La storia di Vivian Ley è caratterizzata dall’abbandono famigliare, un evento traumatico che segna la sua vita irreparabilmente. L’infanzia violata e l’indagine della memoria rappresentano i punti cardine della sua ricerca esistenziale e poetica.
Vivian viene allontanata dalla famiglia di origine per essere nata donna. La madre voleva che fosse un maschio. Trascorre l’infanzia accudita dai nonni.
La sua opera narrativa, poetica e drammaturgica, nasce per risarcire e difendere tutte le donne rinnegate, oltraggiate, e offese. La sua opera letteraria è volta a rappresentare la liberazione della donna, che può essere conquistata attraverso un percorso di autocoscienza e rinnovata percezione di sé e della propria storia personale, dalla quale scaturisce l’individuazione dell’identità soggettiva, indispensabile per costruire una stabilità e solidità emotiva. Vivian Ley sostiene infatti che:
Non c'è cambiamento nella donna che non inizi dalla completa accettazione della propria storia individuale, per arrivare a una complessiva e matura liberazione della propria vita e della propria volontà agente.
Femminista accanita, lotta per le donne che sono ancora in cammino, attraverso la diffusione di atti performativi, reading poetici e laboratori teatrali.

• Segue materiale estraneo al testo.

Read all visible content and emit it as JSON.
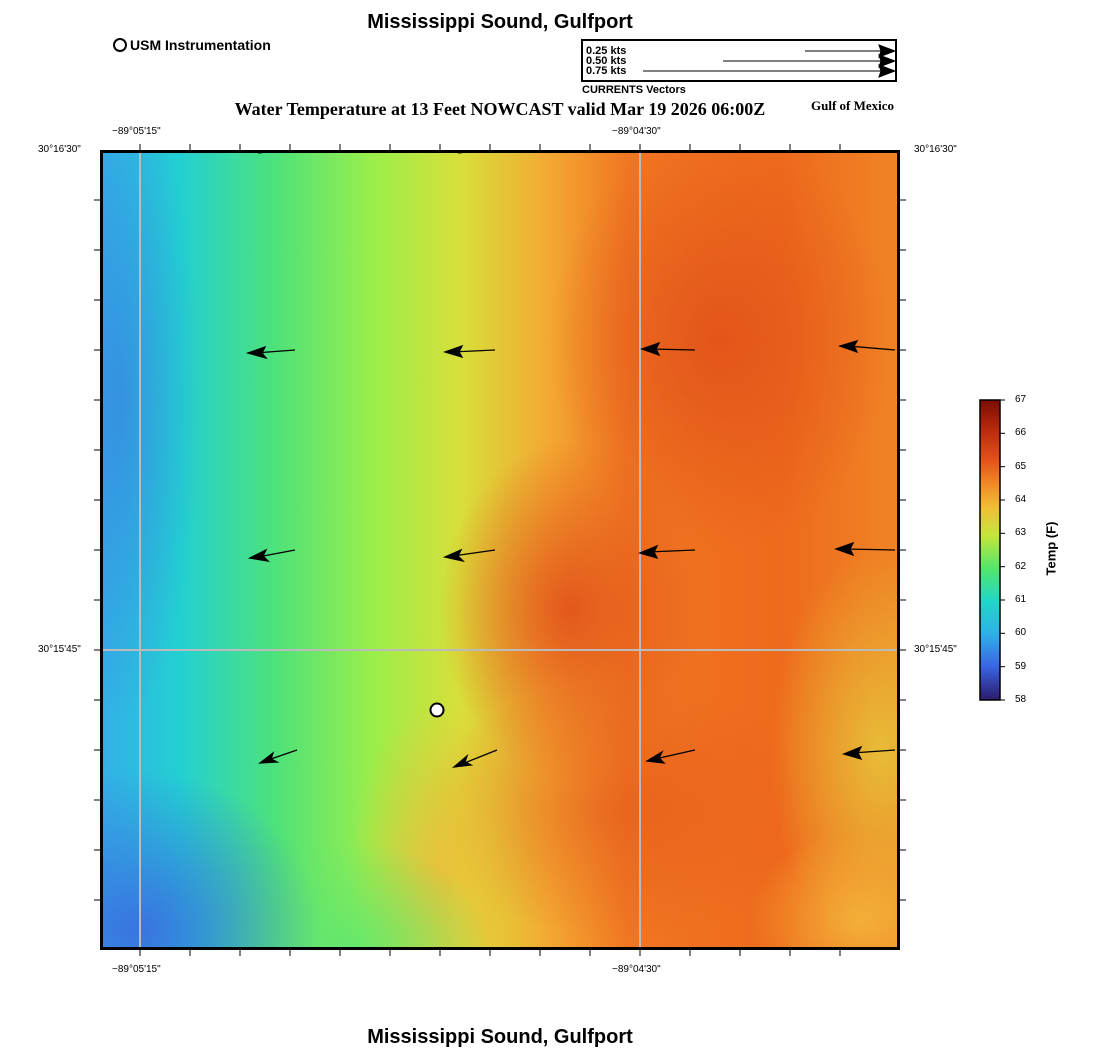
{
  "title": "Mississippi Sound, Gulfport",
  "subtitle": "Water Temperature at 13 Feet NOWCAST valid Mar 19 2026 06:00Z",
  "region_label": "Gulf of Mexico",
  "footer_title": "Mississippi Sound, Gulfport",
  "legend": {
    "marker_label": "USM Instrumentation",
    "vector_scale": [
      {
        "label": "0.25 kts",
        "speed_kts": 0.25
      },
      {
        "label": "0.50 kts",
        "speed_kts": 0.5
      },
      {
        "label": "0.75 kts",
        "speed_kts": 0.75
      }
    ],
    "vector_caption": "CURRENTS Vectors"
  },
  "axes": {
    "lon_ticks": [
      "−89°05'15\"",
      "−89°04'30\""
    ],
    "lat_ticks": [
      "30°16'30\"",
      "30°15'45\""
    ]
  },
  "colorbar": {
    "title": "Temp (F)",
    "min": 58,
    "max": 67,
    "labels": [
      "67",
      "66",
      "65",
      "64",
      "63",
      "62",
      "61",
      "60",
      "59",
      "58"
    ]
  },
  "colors": {
    "scale": [
      "#2b1a6b",
      "#3a64e0",
      "#2fb0e8",
      "#1ed8c8",
      "#33e08a",
      "#8ef052",
      "#d6e23a",
      "#f2ab32",
      "#f07a22",
      "#e2521a",
      "#b82a0c",
      "#7a0c04"
    ],
    "vector": "#000000",
    "grid": "#bbbbbb"
  }
}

Ha sviluppato una personale indagine basata sull’assunto generale che un suono è generatore di senso a prescindere dal significato della parola. La metrica, il timbro e il tono sono i corollari della sua attività performativa, alla quale si associano una grande attenzione per il movimento corporeo e la liberazione del gesto; Vivian lo definisce “un atto liberatorio che traduce in atto significativo uno stato d’animo, una emozione, un sentimento altrimenti repressi e intrappolati un uno stato nevrotico disfunzionale”.
I suoni, le loro vibrazioni armoniche producono un cambiamento di stato nella coscienza e nel corpo di chi li ascolta. Vivian Ley sostiene che “la voce è uno strumento per entrare in intimità con se stessi prima che con gli altri”.
Trascorre la maggior parte della sua vita tra Roma, Torino e Milano. I suoi laboratori: il laboratorio poetico “Una stanza tutta per sé” e il laboratorio teatrale “Il teatro di liberazione”, entrambi dedicati alle donne vittime di violenza, sono occasioni di crescita, di autocoscienza, di compartecipazione solidale tra donne, piccoli presidi di resistenza.
Ha condotto diverse rubriche dedicate alla poesia, ed è stata fautrice del “Salotto poetico”, un luogo di scambio e proliferazione culturale e circolazione di idee liberali. La sua ultima raccolta poetica è Isola sono diventata. Una scrittura poetica che ha come protagonista il sentire – l’Aisthesis puro – che rappresenta la mistica del corpo attraverso la lacerazione della carne. Un percorso di dolore e sofferenza.
L’ultima opera letteraria è Sensitive, una raccolta di racconti che ha come leitmotiv la rappresentazione della violenza che alberga nell’animo umano. I racconti che si susseguono nelle pagine del libro sono crudi e intensi: narrano esattamente le esperienze di violenza subite dall'autrice.
Le storie non sono mie ma dei personaggi che vengono a trovarmi e reclamano la mia attenzione e scalpitano affinché racconti la loro vita; la violenza invece è tutta mia, anzi è nostra, mia e loro insieme.
In questo viaggio il lettore incontrerà una donna che è stata uccisa dal compagno e che dirà: “La cosa che mi sorprese più di tutte dell’essere morta, era che non sentivo più dolore fisico. Sentivo solo un grande peso all’interno, non saprei descriverlo meglio, era un macigno allo stomaco che tratteneva il fiato. Un peso grande che mi disorientava, mi conduceva alla paura”.